11.13.2006

Welles, pt. 2

I ordered two Orson Welles movies this weekend: The Stranger, 1946 and The Trial, 1963. I've never seen either one and I'm looking forward to it. I hope they get here before Friday so Gav, Clif, and I can watch them on our annual trip to AZ.--------------------------------------------------------------------->
These movies are really pretty obscure, I think, and that fact got me thinking: Isn't it strange that a character as big and iconic as Orson Welles has only two works, Citizen Kane and War of the Worlds, that are well known "Orson Welle's Features"? Both were created by the time he was 25, and I doubt many of you have actually heard his production of War of the Worlds. But Orson Welles is the "movie director" to most, right? Only Hitchcock is more famous as a "Filmmaker." So what happened to him as an artist? I'm only to age 15 in the bio (which is great), so I can't go deeper right now than the obvious and trite "He got screwed by Hollywood." He did, for sure.

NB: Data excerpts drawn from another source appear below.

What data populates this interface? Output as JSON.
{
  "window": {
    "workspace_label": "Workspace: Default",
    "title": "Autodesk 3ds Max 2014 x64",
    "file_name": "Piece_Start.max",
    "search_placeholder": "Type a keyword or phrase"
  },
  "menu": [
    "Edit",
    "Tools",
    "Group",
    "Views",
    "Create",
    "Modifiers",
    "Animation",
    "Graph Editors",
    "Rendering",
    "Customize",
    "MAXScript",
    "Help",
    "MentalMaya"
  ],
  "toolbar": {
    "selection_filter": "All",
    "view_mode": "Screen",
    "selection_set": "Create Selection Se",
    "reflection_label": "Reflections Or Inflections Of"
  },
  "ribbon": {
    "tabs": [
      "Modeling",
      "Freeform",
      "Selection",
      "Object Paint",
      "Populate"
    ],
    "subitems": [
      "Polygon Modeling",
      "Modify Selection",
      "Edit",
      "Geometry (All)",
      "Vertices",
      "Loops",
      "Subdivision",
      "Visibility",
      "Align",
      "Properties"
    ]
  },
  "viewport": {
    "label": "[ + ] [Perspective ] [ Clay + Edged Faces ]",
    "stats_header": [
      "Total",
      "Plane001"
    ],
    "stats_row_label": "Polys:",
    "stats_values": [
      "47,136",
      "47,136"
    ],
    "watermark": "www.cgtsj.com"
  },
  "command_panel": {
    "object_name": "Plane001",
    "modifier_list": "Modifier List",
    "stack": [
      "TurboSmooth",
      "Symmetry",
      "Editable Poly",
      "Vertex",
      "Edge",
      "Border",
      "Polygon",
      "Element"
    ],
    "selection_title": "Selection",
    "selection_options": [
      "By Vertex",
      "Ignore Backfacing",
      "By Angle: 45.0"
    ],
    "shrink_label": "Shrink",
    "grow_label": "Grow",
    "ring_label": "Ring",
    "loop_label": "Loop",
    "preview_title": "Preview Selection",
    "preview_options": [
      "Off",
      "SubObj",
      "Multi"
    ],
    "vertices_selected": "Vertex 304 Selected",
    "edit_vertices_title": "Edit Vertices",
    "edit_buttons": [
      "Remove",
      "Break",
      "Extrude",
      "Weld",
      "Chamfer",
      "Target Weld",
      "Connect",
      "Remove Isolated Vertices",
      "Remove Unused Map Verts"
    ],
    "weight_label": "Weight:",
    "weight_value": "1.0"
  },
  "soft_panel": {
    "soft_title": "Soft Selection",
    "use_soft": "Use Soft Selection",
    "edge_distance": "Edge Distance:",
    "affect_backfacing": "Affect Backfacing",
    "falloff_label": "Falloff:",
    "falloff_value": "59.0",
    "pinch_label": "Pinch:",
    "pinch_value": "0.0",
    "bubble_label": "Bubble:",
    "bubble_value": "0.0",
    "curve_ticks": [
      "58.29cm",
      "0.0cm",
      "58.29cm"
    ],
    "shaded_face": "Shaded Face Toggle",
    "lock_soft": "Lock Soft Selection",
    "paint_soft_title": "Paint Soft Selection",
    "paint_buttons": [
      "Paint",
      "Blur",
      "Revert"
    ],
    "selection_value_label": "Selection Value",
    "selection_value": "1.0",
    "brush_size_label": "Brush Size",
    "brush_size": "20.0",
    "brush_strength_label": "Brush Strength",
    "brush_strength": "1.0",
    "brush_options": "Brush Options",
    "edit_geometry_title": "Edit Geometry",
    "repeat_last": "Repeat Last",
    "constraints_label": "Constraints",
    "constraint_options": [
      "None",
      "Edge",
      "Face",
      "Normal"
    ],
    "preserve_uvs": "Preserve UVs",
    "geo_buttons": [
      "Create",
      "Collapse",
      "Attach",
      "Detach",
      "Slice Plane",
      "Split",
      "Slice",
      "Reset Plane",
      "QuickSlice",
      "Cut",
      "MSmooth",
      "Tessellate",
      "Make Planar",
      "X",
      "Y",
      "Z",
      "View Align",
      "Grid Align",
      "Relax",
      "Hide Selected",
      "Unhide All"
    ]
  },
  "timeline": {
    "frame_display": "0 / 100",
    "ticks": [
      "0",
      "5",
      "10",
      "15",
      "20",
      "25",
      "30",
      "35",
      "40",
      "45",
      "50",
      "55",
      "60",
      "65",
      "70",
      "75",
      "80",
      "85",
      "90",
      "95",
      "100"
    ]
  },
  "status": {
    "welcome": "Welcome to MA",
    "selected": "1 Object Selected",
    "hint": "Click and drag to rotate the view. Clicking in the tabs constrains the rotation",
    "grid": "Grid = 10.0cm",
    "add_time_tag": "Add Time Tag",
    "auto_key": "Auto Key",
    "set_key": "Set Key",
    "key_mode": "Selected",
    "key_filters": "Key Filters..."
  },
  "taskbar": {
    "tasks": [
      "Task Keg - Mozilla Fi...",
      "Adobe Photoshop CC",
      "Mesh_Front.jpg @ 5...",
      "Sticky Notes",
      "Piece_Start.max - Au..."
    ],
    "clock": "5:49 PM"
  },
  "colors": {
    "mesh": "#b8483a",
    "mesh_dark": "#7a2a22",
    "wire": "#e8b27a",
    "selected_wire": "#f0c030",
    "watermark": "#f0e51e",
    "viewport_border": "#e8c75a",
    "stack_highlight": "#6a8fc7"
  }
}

Hollywood didn't know how to handle him. Like the French New Wavers, who worshipped Welles, said, he was an auteur before people thought of directors in that way. Some studio in Hollywood gave him a contract promising "complete artistic control" over two films. They didn't realize that he was a weirdo who was concerned with more than just making them money. It may seem hard to believe now, but I think a director who asked for control, and then took liberties with that control, was something the studios hadn't dealt with before Welles. He was a powerful figure who made a lot of demands. He delivered, artistically, with Citizen Kane, but financially it was a big time flop. Hearst, a man whose influence must have surprised even Welles, blocked the film from theaters and from the press, in effect destroying whatever faith the studios had in him.
FACT (unless Welles was lying, which apparently he often was): He lost his virginity at 9.